The National School Boards Association and the American Association of School Administrators side with Safford officials, noting that recent reports, including from the Office of National Drug Control Policy, highlight an “alarming trend with respect to prescription and (over-the-counter) drug abuse — precisely the kind of trend to which educators are highly attuned.”
They say the 1985 case of New Jersey v. T.L.O. failed to set a clear standard for what steps school officials may take when searching for drugs.
“Now more than ever,” they add, “schools are in the forefront of addressing dangers to our youth, including their growing abuse of prescription drugs.”
‘They are dangerous policies’
Among those sympathetic to Savana Redding’s point of view is Kris Krane, executive director of Students for Sensible Drug Policy, a group that advocates a more moderate approach to drug searches and penalties.
“We think the school went way beyond what it needed to do for what was at issue: ibuprofen,” Krane says. “We can only imagine what it would do for an illegal drug such as marijuana.”
Krane insists that intrusive searches are counterproductive to administrators’ goals, especially with students who might be seeking someone to talk to about possible drug abuse. “They need to be able to go to someone in authority, but zero-tolerance policies don’t foster trust,” Krane says. “The intentions may be well and good, but they are dangerous policies.”
The National Association of Social Workers — joined by the National Education Association, the National Association of School Psychologists, the American Society for Adolescent Psychiatry and the American Professional Society on the Abuse of Children — sides with April Redding in a court filing. “Social science research demonstrates that strip searches can traumatize children and adolescents and result in serious emotional damage,” they say, citing studies in educational and legal journals.
Carolyn Polowy, lawyer for the social workers association, says in an interview that adolescents — typically shy and awkward about how they look — are particularly sensitive to being forced to expose their bodies.
“We’re sympathetic with the schools, but a strip search is sort of the capital punishment of searches,” Polowy says. “It should be rare, if at all.”

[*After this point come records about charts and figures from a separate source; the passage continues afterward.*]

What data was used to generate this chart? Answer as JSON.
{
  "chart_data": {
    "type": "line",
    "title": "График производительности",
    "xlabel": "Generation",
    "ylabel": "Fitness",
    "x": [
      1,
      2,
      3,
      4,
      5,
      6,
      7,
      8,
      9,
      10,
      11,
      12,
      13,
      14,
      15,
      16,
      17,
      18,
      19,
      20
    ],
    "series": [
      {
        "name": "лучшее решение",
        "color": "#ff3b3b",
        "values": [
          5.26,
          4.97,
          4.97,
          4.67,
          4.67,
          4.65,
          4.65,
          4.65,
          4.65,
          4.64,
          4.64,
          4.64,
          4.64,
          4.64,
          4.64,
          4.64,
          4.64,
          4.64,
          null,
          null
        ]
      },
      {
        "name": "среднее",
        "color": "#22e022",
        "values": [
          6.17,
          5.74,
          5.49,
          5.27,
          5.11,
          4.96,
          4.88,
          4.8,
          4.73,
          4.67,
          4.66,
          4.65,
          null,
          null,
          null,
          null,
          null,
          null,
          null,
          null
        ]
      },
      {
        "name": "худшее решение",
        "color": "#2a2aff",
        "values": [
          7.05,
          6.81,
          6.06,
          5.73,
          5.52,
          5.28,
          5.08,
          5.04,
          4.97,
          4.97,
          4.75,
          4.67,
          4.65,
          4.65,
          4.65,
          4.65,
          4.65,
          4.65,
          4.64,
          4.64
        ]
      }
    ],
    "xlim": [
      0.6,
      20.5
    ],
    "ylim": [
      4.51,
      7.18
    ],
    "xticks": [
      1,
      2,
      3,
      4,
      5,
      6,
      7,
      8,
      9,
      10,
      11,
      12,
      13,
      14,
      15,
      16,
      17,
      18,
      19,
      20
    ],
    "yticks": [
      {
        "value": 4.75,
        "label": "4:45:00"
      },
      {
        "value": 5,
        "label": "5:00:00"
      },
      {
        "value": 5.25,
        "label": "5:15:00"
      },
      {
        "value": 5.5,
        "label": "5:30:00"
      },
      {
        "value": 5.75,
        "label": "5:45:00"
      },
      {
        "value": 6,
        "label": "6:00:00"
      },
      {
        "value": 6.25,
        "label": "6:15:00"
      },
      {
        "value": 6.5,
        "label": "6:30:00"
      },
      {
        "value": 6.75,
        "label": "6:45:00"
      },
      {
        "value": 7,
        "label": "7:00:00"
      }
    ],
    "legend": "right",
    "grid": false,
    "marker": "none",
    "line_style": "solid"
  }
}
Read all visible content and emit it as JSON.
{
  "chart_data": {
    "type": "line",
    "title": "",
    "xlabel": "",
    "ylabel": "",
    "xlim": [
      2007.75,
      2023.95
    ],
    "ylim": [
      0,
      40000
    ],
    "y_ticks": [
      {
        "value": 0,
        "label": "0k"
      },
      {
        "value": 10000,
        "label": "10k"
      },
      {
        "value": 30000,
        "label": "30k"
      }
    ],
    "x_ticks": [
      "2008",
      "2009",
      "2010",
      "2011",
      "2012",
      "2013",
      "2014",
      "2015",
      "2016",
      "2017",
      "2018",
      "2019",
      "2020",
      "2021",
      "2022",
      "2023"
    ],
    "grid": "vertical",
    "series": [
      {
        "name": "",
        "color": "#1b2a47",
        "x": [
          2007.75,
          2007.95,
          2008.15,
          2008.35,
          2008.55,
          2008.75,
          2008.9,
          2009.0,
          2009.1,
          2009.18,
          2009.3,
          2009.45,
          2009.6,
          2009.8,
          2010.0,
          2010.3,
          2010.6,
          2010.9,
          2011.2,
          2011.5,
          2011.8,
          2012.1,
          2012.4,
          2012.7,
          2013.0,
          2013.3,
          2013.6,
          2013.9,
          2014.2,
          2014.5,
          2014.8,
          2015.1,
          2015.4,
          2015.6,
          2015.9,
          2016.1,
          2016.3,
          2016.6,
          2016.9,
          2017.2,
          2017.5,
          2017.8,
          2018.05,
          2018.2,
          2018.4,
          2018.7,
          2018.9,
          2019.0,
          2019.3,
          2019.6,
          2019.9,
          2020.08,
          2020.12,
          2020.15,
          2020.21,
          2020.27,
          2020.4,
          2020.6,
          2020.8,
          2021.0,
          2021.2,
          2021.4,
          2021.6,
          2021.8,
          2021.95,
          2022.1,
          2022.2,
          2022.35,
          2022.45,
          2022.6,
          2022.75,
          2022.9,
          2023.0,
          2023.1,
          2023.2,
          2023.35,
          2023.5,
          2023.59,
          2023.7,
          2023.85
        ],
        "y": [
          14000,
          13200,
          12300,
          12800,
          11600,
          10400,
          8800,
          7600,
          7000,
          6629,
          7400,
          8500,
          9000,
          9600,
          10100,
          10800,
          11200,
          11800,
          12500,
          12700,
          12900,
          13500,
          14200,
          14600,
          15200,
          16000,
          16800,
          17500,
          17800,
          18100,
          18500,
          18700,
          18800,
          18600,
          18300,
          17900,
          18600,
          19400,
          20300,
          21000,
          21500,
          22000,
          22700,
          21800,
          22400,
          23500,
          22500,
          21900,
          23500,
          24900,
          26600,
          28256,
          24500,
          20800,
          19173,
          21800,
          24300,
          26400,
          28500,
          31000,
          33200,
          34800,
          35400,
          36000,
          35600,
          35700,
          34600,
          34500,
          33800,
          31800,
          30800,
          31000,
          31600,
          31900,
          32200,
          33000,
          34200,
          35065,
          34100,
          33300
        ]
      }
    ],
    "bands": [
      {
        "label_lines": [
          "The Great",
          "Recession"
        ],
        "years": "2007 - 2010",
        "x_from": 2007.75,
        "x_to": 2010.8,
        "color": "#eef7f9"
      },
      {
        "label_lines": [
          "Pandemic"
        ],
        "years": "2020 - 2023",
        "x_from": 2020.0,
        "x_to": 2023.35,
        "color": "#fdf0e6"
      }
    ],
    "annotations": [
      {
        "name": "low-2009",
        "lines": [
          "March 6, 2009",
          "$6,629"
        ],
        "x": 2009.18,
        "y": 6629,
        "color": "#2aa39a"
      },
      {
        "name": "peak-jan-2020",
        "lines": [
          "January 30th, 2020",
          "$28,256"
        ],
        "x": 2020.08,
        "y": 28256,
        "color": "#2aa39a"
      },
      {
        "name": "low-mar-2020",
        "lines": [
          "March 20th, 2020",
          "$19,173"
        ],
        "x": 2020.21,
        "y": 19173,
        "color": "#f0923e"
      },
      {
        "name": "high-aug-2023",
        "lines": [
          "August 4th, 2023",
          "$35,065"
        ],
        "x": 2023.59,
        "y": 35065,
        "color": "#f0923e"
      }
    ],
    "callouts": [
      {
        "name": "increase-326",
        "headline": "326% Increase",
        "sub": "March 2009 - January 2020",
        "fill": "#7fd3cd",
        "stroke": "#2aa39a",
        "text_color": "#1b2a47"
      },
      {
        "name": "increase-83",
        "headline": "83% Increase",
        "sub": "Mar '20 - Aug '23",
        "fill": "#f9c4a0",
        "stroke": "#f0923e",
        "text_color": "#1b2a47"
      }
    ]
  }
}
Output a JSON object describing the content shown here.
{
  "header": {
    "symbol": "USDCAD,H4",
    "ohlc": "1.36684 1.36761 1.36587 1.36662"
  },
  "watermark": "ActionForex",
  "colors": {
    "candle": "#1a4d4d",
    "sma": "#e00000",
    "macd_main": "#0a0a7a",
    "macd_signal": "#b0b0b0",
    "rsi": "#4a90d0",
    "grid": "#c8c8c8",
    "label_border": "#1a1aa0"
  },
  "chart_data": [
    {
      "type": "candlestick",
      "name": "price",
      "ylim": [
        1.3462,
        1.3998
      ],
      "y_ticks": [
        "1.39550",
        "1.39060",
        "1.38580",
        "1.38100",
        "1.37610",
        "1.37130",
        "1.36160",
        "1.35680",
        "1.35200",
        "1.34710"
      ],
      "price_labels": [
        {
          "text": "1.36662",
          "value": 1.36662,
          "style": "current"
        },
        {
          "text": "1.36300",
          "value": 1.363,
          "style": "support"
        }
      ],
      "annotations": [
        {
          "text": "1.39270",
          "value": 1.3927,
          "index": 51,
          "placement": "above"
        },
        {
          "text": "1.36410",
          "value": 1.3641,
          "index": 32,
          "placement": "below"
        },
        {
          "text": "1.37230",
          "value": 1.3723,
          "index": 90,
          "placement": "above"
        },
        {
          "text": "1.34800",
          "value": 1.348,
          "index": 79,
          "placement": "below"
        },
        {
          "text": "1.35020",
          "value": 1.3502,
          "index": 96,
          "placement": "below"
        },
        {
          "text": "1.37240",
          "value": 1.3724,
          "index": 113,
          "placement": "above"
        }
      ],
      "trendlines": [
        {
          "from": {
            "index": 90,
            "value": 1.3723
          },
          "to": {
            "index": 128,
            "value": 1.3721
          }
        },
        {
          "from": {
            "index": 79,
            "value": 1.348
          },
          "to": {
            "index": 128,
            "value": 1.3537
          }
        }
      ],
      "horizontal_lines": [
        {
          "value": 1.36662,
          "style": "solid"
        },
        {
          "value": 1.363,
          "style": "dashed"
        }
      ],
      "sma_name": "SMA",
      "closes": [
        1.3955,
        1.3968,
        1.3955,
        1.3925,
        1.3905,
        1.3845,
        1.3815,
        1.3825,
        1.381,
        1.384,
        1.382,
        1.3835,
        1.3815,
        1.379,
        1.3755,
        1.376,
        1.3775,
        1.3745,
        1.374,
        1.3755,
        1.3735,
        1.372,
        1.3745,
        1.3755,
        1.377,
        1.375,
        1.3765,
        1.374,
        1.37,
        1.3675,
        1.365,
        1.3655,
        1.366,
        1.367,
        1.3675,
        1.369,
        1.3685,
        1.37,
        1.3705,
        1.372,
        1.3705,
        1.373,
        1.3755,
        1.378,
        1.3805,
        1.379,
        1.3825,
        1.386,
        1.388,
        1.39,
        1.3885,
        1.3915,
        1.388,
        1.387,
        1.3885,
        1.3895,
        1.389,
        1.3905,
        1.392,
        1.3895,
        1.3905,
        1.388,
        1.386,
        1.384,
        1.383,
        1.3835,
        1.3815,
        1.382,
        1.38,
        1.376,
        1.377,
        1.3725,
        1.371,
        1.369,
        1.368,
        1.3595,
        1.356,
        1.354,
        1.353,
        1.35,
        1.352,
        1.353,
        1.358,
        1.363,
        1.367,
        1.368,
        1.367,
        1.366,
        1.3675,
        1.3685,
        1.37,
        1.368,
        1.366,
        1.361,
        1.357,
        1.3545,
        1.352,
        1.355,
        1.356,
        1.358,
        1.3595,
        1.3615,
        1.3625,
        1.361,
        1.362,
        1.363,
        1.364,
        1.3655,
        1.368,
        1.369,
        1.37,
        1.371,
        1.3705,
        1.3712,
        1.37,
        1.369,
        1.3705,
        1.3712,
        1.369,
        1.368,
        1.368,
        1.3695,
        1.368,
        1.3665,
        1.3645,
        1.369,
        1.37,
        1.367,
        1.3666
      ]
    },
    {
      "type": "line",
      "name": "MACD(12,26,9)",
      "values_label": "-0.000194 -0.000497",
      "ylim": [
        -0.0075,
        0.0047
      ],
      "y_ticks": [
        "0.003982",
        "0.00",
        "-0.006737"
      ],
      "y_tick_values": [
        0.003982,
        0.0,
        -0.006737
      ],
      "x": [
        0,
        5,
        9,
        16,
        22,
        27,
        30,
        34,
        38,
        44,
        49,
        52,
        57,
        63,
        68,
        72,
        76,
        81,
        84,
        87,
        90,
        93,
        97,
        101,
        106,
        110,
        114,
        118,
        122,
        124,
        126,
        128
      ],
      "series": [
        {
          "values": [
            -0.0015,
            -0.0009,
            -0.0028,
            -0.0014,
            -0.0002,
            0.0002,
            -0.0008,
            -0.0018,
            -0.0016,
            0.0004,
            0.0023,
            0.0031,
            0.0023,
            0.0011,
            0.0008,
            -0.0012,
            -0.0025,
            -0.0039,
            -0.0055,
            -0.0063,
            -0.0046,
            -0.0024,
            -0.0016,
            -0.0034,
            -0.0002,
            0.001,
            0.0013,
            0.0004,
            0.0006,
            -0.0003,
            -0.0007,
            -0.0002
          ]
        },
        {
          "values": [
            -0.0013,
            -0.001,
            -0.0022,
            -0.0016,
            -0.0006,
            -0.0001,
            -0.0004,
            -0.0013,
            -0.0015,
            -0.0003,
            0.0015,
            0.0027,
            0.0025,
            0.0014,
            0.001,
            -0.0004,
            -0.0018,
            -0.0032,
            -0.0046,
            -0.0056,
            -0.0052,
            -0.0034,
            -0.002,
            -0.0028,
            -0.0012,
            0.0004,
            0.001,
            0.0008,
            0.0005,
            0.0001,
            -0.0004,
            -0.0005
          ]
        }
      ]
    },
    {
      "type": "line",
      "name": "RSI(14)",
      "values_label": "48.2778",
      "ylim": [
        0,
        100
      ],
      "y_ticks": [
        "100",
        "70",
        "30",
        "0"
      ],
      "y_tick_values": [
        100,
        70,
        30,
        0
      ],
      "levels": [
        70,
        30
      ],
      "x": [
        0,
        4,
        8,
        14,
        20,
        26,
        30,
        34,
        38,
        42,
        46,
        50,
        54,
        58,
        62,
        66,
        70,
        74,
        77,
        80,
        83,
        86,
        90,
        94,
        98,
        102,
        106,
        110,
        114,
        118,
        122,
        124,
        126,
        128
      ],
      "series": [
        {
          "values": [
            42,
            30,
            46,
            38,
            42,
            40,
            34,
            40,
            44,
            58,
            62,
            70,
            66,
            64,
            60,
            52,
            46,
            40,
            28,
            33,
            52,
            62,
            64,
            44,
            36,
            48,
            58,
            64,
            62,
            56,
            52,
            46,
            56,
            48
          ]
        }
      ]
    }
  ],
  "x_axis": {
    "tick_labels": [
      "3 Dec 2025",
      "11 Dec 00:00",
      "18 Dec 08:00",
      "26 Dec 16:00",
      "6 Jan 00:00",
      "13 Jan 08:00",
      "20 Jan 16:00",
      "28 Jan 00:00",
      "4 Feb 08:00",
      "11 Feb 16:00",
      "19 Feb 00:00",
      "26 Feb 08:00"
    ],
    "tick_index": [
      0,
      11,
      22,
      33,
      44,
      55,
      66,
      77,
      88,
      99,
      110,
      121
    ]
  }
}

Redding’s lawyer, Adam Wolf of the American Civil Liberties Union, emphasizes the trauma to a teenage girl told to take off her clothes at school.
“A child’s ‘private parts’ are not subject to observation by school officials without significant justification,” Wolf says in his filing to the justices. Wolf says in an interview that none of the information school officials had should have led them to think Savana was hiding pills in her underwear.
During an interview in the small home she shares with her mother, an aunt and her aunt’s family, Savana says she was especially shy about her body because she is overweight. As a middle-schooler, she said, she never wore tank tops or shorts.
Now that her case has become so public, she has heard from hundreds of people, mostly students expressing support, many writing research papers on school searches. She is taking some classes at a community college and trying her hand at creative writing. After the strip search, Savana never returned to Safford Middle School. She transferred to other schools but never obtained her high school degree.
She hopes to pass a GED test and become a counselor.
As for the search in the nurse’s office, she often wonders whether she should have protested rather than follow the school officials’ orders.
Says Savana: “I think about it every day.”